On Sunday, the temperatures went into the seventies. We met at Pretty Colour Lakes, bringing sandwiches and fruit, wearing shorts and t-shirts. The sun felt hot as it shone down through the leafless branches, and soon we were drawn away from the picnic tables and to the lake. We weren't the only family who had the idea for a Sunday picnic – the usually quiet park was filled with children playing in the wet sand, teenagers wading in the water, adults relaxing in the sun.

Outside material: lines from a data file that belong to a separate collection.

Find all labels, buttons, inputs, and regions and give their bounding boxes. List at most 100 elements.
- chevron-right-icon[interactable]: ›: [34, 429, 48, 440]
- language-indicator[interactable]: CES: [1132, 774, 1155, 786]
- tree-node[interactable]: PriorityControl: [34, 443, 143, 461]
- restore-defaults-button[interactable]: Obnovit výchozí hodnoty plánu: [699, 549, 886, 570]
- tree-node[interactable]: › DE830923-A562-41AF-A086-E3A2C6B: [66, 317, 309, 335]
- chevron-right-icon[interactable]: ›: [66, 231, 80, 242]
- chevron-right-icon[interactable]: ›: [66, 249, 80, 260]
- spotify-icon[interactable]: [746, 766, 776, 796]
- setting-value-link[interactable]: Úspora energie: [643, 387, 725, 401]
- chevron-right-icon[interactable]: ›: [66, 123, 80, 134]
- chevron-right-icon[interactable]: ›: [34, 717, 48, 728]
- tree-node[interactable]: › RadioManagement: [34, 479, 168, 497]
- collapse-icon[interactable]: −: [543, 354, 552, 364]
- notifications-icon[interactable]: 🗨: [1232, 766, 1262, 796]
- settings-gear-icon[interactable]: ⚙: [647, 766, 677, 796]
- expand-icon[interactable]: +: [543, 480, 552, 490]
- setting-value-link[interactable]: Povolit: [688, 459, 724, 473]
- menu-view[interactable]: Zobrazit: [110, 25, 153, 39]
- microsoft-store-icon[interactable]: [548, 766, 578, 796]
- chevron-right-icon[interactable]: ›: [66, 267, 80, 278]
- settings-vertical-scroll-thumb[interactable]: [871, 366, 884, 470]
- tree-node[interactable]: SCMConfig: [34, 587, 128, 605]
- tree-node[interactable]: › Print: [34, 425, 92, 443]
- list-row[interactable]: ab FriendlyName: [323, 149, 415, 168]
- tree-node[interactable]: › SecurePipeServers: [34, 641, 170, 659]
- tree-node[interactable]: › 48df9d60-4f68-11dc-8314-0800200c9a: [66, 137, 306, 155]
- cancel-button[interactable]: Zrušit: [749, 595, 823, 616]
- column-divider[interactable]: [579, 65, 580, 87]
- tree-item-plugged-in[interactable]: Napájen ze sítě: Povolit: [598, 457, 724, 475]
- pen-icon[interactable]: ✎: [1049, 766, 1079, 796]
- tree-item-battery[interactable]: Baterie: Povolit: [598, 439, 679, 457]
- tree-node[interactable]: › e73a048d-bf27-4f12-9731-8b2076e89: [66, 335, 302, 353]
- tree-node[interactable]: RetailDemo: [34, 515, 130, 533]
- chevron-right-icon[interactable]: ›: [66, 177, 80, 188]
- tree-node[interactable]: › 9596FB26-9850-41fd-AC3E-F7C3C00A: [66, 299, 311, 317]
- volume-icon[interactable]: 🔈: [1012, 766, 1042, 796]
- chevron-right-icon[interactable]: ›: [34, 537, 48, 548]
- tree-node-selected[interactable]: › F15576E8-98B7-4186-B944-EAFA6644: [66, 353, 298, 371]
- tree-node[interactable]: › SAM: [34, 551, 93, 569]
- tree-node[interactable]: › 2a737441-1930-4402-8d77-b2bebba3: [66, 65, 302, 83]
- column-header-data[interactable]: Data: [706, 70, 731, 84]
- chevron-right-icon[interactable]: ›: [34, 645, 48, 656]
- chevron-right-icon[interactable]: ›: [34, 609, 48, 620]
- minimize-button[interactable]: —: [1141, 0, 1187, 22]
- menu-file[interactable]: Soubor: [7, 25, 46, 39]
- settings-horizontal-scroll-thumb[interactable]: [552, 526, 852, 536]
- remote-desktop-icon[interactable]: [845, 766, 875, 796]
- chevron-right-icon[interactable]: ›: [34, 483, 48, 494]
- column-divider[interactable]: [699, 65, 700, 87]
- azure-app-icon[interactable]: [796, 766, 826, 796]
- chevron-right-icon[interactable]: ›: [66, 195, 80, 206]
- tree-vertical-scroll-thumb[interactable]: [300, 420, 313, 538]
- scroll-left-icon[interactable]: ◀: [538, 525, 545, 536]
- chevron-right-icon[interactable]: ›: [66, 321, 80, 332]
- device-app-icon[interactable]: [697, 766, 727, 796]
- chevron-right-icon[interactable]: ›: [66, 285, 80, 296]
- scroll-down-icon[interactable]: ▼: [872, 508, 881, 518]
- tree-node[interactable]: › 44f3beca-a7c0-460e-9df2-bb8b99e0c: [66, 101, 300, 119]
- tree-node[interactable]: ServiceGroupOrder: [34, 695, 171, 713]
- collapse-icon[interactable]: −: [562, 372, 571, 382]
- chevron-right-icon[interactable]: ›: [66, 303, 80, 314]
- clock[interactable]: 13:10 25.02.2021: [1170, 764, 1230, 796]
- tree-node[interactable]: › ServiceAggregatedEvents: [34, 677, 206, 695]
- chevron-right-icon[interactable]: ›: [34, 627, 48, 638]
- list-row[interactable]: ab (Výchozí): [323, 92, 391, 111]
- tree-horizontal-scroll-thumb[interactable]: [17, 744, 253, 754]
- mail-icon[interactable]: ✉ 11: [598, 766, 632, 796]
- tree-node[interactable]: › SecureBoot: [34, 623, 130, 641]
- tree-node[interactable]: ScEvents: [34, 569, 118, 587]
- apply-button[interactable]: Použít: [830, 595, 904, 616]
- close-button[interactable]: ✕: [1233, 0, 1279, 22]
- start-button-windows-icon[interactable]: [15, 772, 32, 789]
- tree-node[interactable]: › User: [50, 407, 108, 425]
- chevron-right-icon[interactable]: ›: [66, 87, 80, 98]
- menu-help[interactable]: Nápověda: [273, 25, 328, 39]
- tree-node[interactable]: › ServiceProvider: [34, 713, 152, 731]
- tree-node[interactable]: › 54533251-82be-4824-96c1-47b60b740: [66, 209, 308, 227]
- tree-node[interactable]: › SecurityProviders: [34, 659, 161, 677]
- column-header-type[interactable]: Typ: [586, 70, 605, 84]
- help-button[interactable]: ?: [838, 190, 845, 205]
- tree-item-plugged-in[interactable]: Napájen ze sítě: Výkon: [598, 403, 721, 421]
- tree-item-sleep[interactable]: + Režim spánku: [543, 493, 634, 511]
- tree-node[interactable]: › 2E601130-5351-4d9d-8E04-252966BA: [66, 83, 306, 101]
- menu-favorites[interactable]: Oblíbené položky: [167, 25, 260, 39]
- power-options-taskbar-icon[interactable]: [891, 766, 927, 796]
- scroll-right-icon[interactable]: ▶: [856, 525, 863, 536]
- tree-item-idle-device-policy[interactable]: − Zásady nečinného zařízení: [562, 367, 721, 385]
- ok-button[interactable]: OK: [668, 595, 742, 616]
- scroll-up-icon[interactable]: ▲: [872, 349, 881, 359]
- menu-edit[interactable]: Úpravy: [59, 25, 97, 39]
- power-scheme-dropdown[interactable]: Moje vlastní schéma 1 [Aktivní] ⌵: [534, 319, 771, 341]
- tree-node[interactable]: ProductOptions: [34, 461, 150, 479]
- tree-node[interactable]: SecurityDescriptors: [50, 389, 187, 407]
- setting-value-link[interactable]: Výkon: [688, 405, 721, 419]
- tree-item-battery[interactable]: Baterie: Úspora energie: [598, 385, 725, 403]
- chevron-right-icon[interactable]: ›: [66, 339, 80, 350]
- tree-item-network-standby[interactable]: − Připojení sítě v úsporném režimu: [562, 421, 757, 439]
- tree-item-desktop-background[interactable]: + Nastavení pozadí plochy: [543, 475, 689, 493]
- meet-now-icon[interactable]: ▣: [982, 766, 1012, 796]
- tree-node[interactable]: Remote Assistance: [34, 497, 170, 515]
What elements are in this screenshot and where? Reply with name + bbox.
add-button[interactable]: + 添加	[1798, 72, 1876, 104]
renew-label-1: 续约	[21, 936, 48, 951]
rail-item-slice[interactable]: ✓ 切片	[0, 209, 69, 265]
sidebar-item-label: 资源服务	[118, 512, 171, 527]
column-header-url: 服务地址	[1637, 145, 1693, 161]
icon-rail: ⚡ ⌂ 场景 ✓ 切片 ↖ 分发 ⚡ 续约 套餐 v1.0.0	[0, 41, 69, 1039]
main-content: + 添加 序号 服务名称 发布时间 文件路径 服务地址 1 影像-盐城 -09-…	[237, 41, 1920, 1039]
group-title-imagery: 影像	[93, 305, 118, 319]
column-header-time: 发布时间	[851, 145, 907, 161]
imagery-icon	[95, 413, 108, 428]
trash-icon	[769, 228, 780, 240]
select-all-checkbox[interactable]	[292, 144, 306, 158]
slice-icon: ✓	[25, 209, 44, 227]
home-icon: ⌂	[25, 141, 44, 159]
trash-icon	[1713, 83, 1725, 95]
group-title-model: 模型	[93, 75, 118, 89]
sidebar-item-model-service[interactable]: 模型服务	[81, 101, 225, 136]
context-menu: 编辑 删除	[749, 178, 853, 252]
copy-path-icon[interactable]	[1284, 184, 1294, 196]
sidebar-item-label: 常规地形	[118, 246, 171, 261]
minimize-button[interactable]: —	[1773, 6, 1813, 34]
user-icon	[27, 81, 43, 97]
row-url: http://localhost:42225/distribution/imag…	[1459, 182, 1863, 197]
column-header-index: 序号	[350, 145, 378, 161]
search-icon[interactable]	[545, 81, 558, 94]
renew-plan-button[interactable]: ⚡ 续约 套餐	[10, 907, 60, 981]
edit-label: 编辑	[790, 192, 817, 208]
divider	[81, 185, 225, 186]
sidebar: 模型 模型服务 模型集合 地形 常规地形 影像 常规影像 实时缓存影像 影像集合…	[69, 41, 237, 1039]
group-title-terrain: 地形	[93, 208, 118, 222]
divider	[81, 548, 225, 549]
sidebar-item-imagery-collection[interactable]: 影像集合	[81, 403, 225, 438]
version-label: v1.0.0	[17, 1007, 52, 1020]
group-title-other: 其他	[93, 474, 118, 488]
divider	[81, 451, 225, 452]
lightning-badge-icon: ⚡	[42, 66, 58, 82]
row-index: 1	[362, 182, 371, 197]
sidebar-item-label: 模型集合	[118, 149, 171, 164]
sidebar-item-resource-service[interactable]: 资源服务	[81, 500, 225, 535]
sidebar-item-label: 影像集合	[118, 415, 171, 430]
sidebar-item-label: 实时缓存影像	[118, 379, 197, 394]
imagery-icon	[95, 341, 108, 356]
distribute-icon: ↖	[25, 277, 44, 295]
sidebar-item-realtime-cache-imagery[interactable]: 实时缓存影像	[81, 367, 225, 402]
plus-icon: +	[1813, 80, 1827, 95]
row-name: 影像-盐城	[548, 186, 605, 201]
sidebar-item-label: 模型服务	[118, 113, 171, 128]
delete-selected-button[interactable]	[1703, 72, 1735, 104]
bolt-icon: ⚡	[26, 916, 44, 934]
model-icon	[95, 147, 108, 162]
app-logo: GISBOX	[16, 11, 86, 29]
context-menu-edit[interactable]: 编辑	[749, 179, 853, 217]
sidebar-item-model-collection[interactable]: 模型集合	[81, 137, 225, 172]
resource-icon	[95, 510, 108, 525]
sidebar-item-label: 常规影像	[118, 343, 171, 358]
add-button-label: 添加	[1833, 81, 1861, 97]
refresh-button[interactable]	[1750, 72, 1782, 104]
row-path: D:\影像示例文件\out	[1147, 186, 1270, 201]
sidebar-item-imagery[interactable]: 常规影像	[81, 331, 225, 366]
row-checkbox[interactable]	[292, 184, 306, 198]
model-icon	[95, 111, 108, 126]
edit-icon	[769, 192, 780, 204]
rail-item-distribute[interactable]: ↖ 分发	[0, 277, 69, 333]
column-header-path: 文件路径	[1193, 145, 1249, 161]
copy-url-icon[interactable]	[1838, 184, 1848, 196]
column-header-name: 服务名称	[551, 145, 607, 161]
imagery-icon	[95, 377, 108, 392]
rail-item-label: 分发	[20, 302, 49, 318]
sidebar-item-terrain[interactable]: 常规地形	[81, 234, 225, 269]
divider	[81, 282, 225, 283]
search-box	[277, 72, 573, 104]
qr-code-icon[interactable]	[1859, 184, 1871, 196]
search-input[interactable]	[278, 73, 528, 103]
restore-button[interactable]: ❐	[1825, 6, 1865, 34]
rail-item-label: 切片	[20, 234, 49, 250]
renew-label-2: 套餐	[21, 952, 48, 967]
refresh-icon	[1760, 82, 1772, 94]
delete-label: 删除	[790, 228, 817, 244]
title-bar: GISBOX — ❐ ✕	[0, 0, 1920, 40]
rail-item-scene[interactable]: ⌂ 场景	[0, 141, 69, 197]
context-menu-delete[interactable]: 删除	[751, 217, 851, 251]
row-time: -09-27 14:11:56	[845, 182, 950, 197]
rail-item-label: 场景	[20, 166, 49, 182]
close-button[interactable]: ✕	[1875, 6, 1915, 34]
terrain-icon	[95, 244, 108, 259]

As we walked the path around the lake, a trail shaded by cedar trees and smelling of mulch, we passed a teenager fishing, some kids skipping stones, a couple walking their dog, and a group of friends sunbathing on the bank. Even though signs at the park strictly forbid swimming or even wading, the water was too tempting to resist. I could hear joyful splashes as dogs and people leaped into the cold lake.
It was hard to retreat from the carefree summer atmosphere of the park and return home to the usual Sunday night chores. I emptied the ice chest we had brought and left it in the kitchen, knowing we'd be using it again soon. My husband and Shaggy Hair went out to take out the garbage and came back in the house looking puzzled.
"We found the garbage cans in the ditch, still filled with garbage," my husband said. He seemed surprised by this turn of events, as if he had not been driving past those same garbage cans every time he backed out of the driveway all week long.
"Yeah, the snowplow knocked them in last week, and they were buried for a few days."
"Was that snowstorm only a week ago?"
The breeze came in through the open door. My bare arms and legs had tanned already, and Shaggy Hair's face was pink with sunburn. The snowshovels propped up against the doorway seemed entirely superfluous.
With-a-Why, Shaggy Hair Boy, and Blonde Niece.